Mit dem Ansatz, die eigene Position zu reflektieren, hat Nancy Hartsock in den 1980er-Jahren die feministische Epistemologie angestoßen. Basierend auf der Annahme, dass marginalisierte Gruppen von ihren (Unterdrückungs-)Erfahrungen geprägt sind, können sie diversere Standpunkte in Wissenschaft und Politik einbringen.5 Obwohl eine feministische Standpunkttheorie seit ihrem Aufkommen viel debattiert und kritisiert wurde (wie kann man von dem einen Standpunkt sprechen?), ist der Kerngedanke, die eigenen Erfahrungen zu kontextualisieren und zu kommunizieren, weiterhin Bestandteil feministischer Epistemologie. Die Untersuchungsperspektiven haben sich ausdifferenziert; von dem Zugang zu Institutionen für Frauen hin zu den Inhalten und Methoden, mit denen Wissen in Wissenschaften und Politik generiert wird. Gefragt wird danach, über welche Praktiken Wissen entsteht und wer entscheidet, was sich zu wissen lohnt. Dadurch entstand unter anderem auch das Konzept des situated knowledge, also eine Form situierten Wissens, um deutlich zu machen, dass Wissen nicht losgelöst von denen entsteht, die es untersuchen.6
Angesichts einer Wahlperiode, in der ein erneuter Trumpismus7 droht – eine verkürzte sowie verdrehte Darstellung von Fakten, die auf die eigene politische Position zugeschnitten ist –, könnte eine politische Kommunikation im Sinne einer feministischen Epistemologie so eine relevante und zugleich herausfordernde Neuerung repräsentieren. Denn um eine feministische Form politischer Kommunikation wirksam zu gestalten, müssten sich die US-Wähler:innen auf eine differenzierte Darstellung von Wissen einlassen und das kategoriale Ja/Nein-Denken verlassen. Eine Kommunikationsstrategie im Verständnis einer feministischen Epistemologie würde bedeuten, Wissen als weniger objektiv und eindeutig zu begreifen, und wohlmöglich auch darauf hinzuweisen, über welche Wege sich Informationen und „Fakten“ in wirtschaftlichen Machtdimensionen verstricken. Doch diese Offenheit gegenüber unsicherem Wissen ist gerade in US-Wahlkämpfen nicht die gewohnte Art und Weise, für die Präsidentschaft des Landes zu kandidieren. Schon vor dem Trumpismus sind die Wahlkampfkampagnen für die US-Präsidentschaft von eindeutigen Positionierungen geprägt – das zeigt sich schon daran, dass man sich entweder den Republikanern oder den Demokraten zuordnen muss, um seiner Stimme Gewicht zu verleihen. Es entsteht der Druck, sich dafür oder dagegen zu positionieren: für oder gegen Einwanderung, für oder gegen Abtreibung. Eine Auswahl über viele Parteien, die wie in Europa die politische Ausrichtung diversifizieren und tatsächliche Chancen auf Repräsentation im Parlament besitzen, sucht man in den USA vergeblich.

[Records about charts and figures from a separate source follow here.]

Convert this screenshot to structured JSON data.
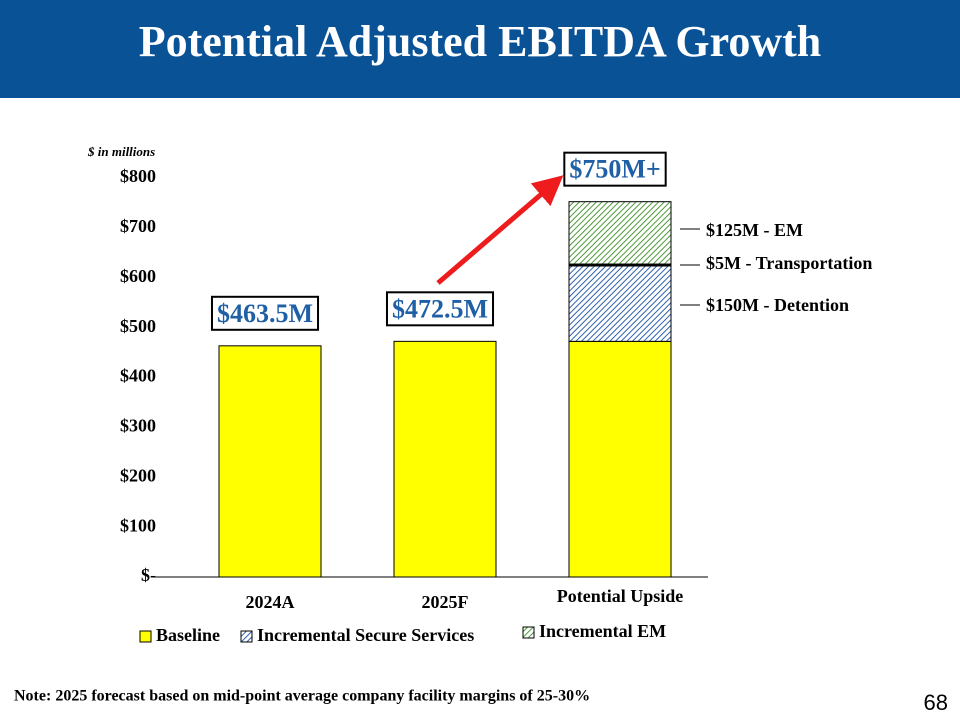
{
  "header": {
    "title": "Potential Adjusted EBITDA Growth"
  },
  "chart_data": {
    "type": "stacked_bar",
    "y_axis_label": "$ in millions",
    "categories": [
      "2024A",
      "2025F",
      "Potential Upside"
    ],
    "series": [
      {
        "name": "Baseline",
        "color": "#ffff00",
        "pattern": "solid",
        "values": [
          463.5,
          472.5,
          472.5
        ]
      },
      {
        "name": "Incremental Secure Services",
        "color": "#2f62b0",
        "pattern": "hatch",
        "values": [
          null,
          null,
          155
        ]
      },
      {
        "name": "Incremental EM",
        "color": "#4f9a3a",
        "pattern": "hatch",
        "values": [
          null,
          null,
          125
        ]
      }
    ],
    "ylim": [
      0,
      800
    ],
    "yticks": [
      {
        "value": 0,
        "label": "$-"
      },
      {
        "value": 100,
        "label": "$100"
      },
      {
        "value": 200,
        "label": "$200"
      },
      {
        "value": 300,
        "label": "$300"
      },
      {
        "value": 400,
        "label": "$400"
      },
      {
        "value": 500,
        "label": "$500"
      },
      {
        "value": 600,
        "label": "$600"
      },
      {
        "value": 700,
        "label": "$700"
      },
      {
        "value": 800,
        "label": "$800"
      }
    ],
    "callouts": [
      "$463.5M",
      "$472.5M",
      "$750M+"
    ],
    "annotations": [
      "$125M - EM",
      "$5M - Transportation",
      "$150M - Detention"
    ]
  },
  "footer": {
    "note": "Note: 2025 forecast based on mid-point average company facility margins of 25-30%",
    "page": "68"
  }
}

Eine differenzierte Kommunikationsstrategie im Verständnis einer feministischen Epistemologie erscheint im US-Wahlkampf zwischen Trump und Harris somit zunächst kontraintuitiv. Man würde denken, ein popularisierender Trump benötige eine ebenso stark vereinfachende Harris, um die Wähler:innen mit eindeutigen Meinungen zu überzeugen. Gleiches gilt auch für Social Media, denn eine politische sowie wissenschaftliche Kommunikation, welche die Kontextbedingungen von Wissen und Informationen mit kommuniziert, steht konträr zu polarisierenden und popularisierenden Kommunikationsmustern, wie sie sich in Memes wiederfinden und wie sie von Algorithmen gefördert werden.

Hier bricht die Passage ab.